Al momento la riforma non dispiace del tutto ai sindacati, che si sono detti pronti al dialogo anche se non ancora totalmente convinti. Per questo motivo hanno ottenuto una serie di tavoli che andranno avanti per tutta l’estate, parallelamente al percorso parlamentare della legge. La riunione più importante si terrà ad agosto con tutte le rappresentative sindacali, anche se alcune sigle hanno già annunciato una giornata di sciopero per il 12 settembre, poco prima del 20 settembre, data entro la quale il governo ha in mente di chiudere la pratica.
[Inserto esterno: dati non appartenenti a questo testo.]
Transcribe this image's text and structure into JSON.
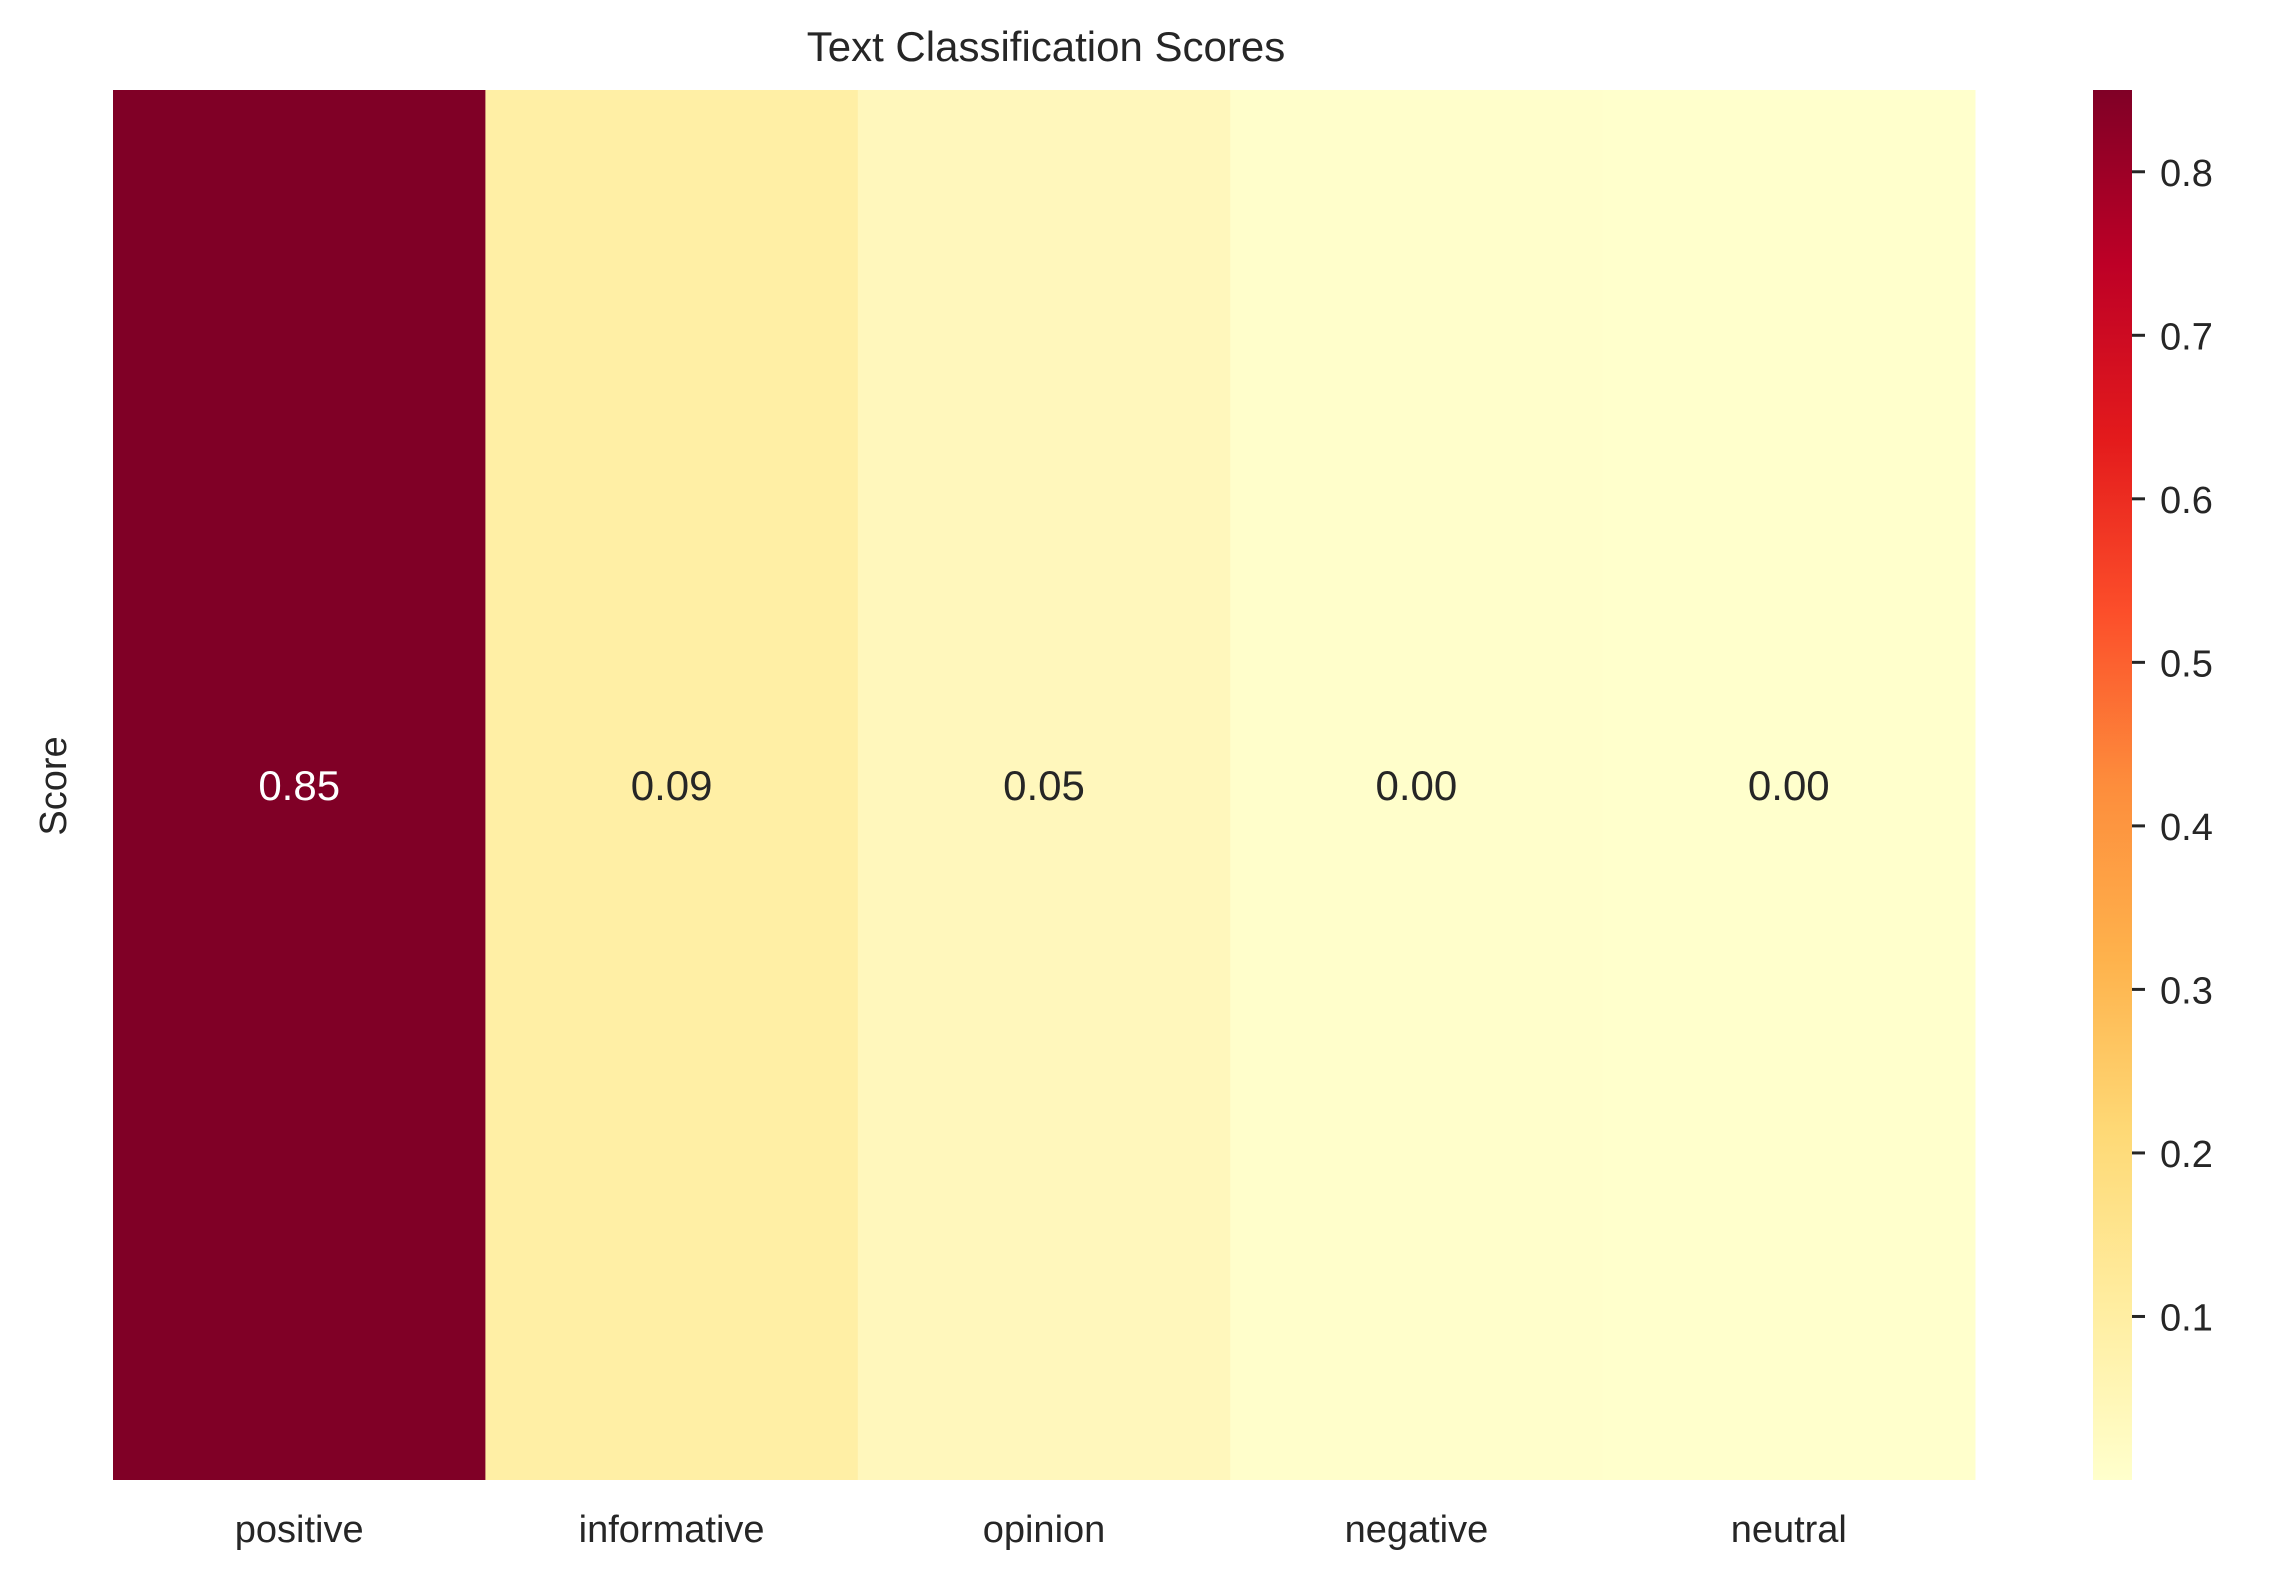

Lo strumento scelto è quello dell’ordonnance, paragonabile al nostro decreto legislativo, con una procedura accelerata che limita i passaggi tra Camera e Senato (diventano al massimo 4 anziché 6) e delega appunto all’Esecutivo di legiferare su un determinato settore, previo consenso del Parlamento.

A settembre Macron proseguirà poi con le altre riforme sociali in cantiere, che secondo il cronoprogramma dovranno essere chiuse nei primi 18 mesi di mandato, quindi entro la fine del 2018. Sul tavolo ci sono l’assegno di disoccupazione (che sarà esteso), i contributi previdenziali, e soprattutto le pensioni, il vero nodo che attende il nuovo presidente: la riforma prevede già che il 60% dei pensionati francesi sarà in qualche modo penalizzato, ma Macron conta di compensare con l’abolizione della tassa sulla prima casa per l’80% di chi la paga attualmente, quindi prima di tutto fasce deboli e appunto anziani.